Muita gente religiosa entendeu a proposta, mas muitas outras pessoas não, pois houve um choque de interpretações da história, que, acreditando ou não, já está enraizada no ser humano. E qualquer coisa que saia daquela visão tradicional choca. Andaram me criticando em blogs e jornais pela forma como mostrei Jesus, por algumas sequências nos dois livros lançados, como no primeiro, onde mostrei toda a sequência do parto de Jesus literalmente, inclusive ele acabando de sair de dentro de Maria, ainda no cordão umbilical e sujo da placenta. Houve até quem chegou a escrever na página da web de um grande jornal de São Paulo, que havia feito uma matéria sobre o primeiro livro, que eu estava querendo me promover às custas de Jesus. Como se estivesse me juntando ao coro dos supostos polêmicos ao tentar ser mais um autor que usa da figura de Jesus para ridicularizar a Igreja. A ideia é justamente oposta. Nem ajoelhar e rezar na missa de domingo nem chutar a cruz e, sim, mostrar, ou tentar mostrar, uma possibilidade mais significativa, mais humana e consequentemente mais divina e sagrada, sem dogmas ou temores.
Como escrever uma história sobre Jesus que interesse aos céticos e não aliene os crentes?
A princípio, a ideia é difícil, pois a história de Jesus está enraizada na cultura humana como ícone religioso, católico. Porém, há a possibilidade de despir sua figura dos mitos religiosos para que qualquer um possa enxergar um homem forte, com toda uma mensagem para que cada um trabalhe e encontre o sagrado em si. Ele se tornou algo que idolatramos, tememos, reverenciamos, porém, sabemos que nunca poderemos ser, então nunca poderemos pensar em alcançar um estado de amor e compaixão para com todos. Isso vai nos tronar sempre inferiores, sempre abaixo, enquanto, em sua própria história, Jesus prega essa mudança interior para que o externo mude, e aí todos possam ser iguais, possam ser como ele. Um socialismo além dos sentimentos politiqueiros.

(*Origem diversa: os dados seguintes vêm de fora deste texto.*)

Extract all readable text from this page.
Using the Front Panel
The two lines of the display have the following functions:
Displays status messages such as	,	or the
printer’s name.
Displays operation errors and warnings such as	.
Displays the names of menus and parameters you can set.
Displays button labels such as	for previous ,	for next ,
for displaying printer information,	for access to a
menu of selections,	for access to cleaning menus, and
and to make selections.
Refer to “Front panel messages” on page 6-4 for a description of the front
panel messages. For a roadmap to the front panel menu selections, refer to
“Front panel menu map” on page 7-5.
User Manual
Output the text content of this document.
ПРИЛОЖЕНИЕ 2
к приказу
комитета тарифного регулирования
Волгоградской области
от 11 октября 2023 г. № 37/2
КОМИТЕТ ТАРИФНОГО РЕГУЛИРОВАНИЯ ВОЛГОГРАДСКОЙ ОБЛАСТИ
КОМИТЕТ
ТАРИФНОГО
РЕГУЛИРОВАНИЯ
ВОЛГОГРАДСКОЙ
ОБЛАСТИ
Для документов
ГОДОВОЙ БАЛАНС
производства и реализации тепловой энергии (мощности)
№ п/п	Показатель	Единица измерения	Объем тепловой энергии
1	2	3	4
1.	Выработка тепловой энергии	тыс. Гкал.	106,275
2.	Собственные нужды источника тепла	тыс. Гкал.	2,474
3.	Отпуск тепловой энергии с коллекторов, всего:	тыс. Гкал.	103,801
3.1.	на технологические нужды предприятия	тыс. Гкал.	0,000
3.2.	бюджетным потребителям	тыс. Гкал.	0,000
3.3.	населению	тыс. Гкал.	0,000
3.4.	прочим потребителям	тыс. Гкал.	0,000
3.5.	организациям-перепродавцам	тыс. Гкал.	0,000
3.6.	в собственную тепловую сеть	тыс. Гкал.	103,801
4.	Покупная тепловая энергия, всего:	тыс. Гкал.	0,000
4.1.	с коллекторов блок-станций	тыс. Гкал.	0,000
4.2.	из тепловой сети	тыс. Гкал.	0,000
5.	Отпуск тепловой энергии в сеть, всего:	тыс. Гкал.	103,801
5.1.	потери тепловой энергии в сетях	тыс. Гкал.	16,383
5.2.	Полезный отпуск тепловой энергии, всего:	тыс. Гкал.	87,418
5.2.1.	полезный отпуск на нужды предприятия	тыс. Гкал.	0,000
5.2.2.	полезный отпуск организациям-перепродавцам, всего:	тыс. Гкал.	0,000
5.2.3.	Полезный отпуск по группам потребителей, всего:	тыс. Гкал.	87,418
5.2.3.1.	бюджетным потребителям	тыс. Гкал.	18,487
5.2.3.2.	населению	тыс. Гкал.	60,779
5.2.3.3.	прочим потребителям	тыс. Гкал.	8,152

Um tema que você aborda em "Yeshuah" é a espiritualidade sem religião. É possível ver hoje a história de Jesus de forma desprendida de milênios de dogmas e indução à culpa?
Acredito que muita gente hoje em dia busca essa espiritualidade sem religião. Não precisamos temer mais nada, um Deus Big Brother que tudo vê e que tudo condena, não precisamos mais mudar nossa atitude pensando em Deus. Precisamos buscar um caminho de amor e compaixão, de entendimento e compreensão, menos politicagem e mais humanismo. Menos violência, menos ódio. Pode parecer um sentimento utópico, mas é a única solução. A figura “pura” de Jesus, livre de “religião”, traz todo esse sentido humanista de liberdade. Vale lembrar que num momento em que todo seu povo vivia nas regras de dez mandamentos, ele sintetizou tudo com um único sentimento, “Ame ao próximo como a ti mesmo.”
O que ficou para você depois de concluir "Yeshuah"?
Acredito que o objetivo da arte é curar. Em qualquer sentido. A arte tem que trazer o poder curativo, mesmo que muitas vezes esteja numa atitude de instigar, mas que instigue a mudança, e a mudança sempre traz um momento posterior, de novos entendimentos. A tentativa com a trilogia “Yeshuah” não é tão somente de trazer um olhar mais real à figura de Jesus, mas entendermos essa jornada humana, representada na figura dele, de nascimento, caminhada, entendimentos, descobertas, gratidão e, aí, o renascimento. Todos devemos passar por esse caminho.